(Communiqué)

 

« Le groupe Arc-en-Ciel a quitté la séance du Conseil Municipal du 6 avril, à 20h 30, estimant qu’elle devait être publique malgré le couvre-feu instauré par l’état d’urgence sanitaire à 19h.

Alors que notre pays doit mettre tout en œuvre pour lutter contre la pandémie, les élus de l’Opposition ont demandé le report de la séance du conseil municipal afin qu’elle soit publique.

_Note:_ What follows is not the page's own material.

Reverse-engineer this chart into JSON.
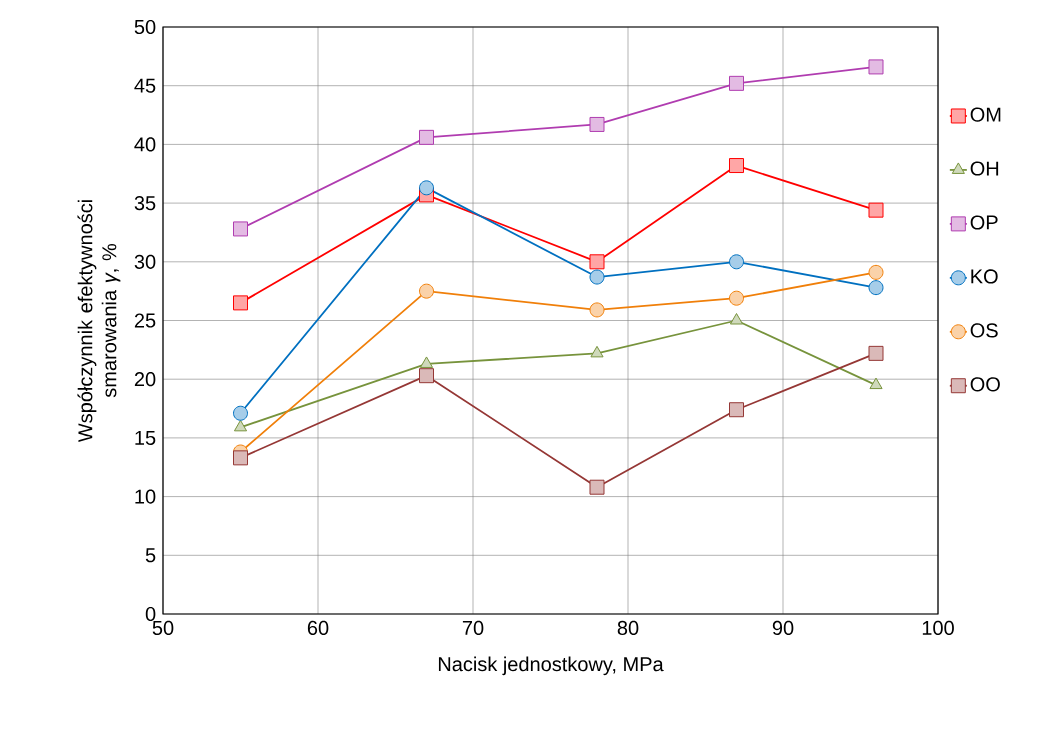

Le décret du 19 mars 2021, mis à jour le 22 mars prévoit que le public ne peut pas assister à une séance du conseil municipal si elle se déroule après 19h ( à l’exception des journalistes bien sûr). Le choix de maintenir la séance à 20h30 permet aux élus qui exercent une activité professionnelle d’être présents.

C’est donc dans le respect de la loi que le Conseil Municipal du Soler s’est réuni pour voter le budget 2021.

Pour autant, et afin de garantir la transparence des débats démocratiques l’adjoint aux Finances et la Directrice Générale adjointe aux Finances ont reçu les membres de l’Opposition le 31 mars dernier pour exposer et expliquer tous les points financiers à l’ordre du jour du vote du budget de la ville. Pendant deux heures, ils ont présenté les propositions budgétaires et répondu à l’ensemble des questions des élus du groupe Arc-en-ciel.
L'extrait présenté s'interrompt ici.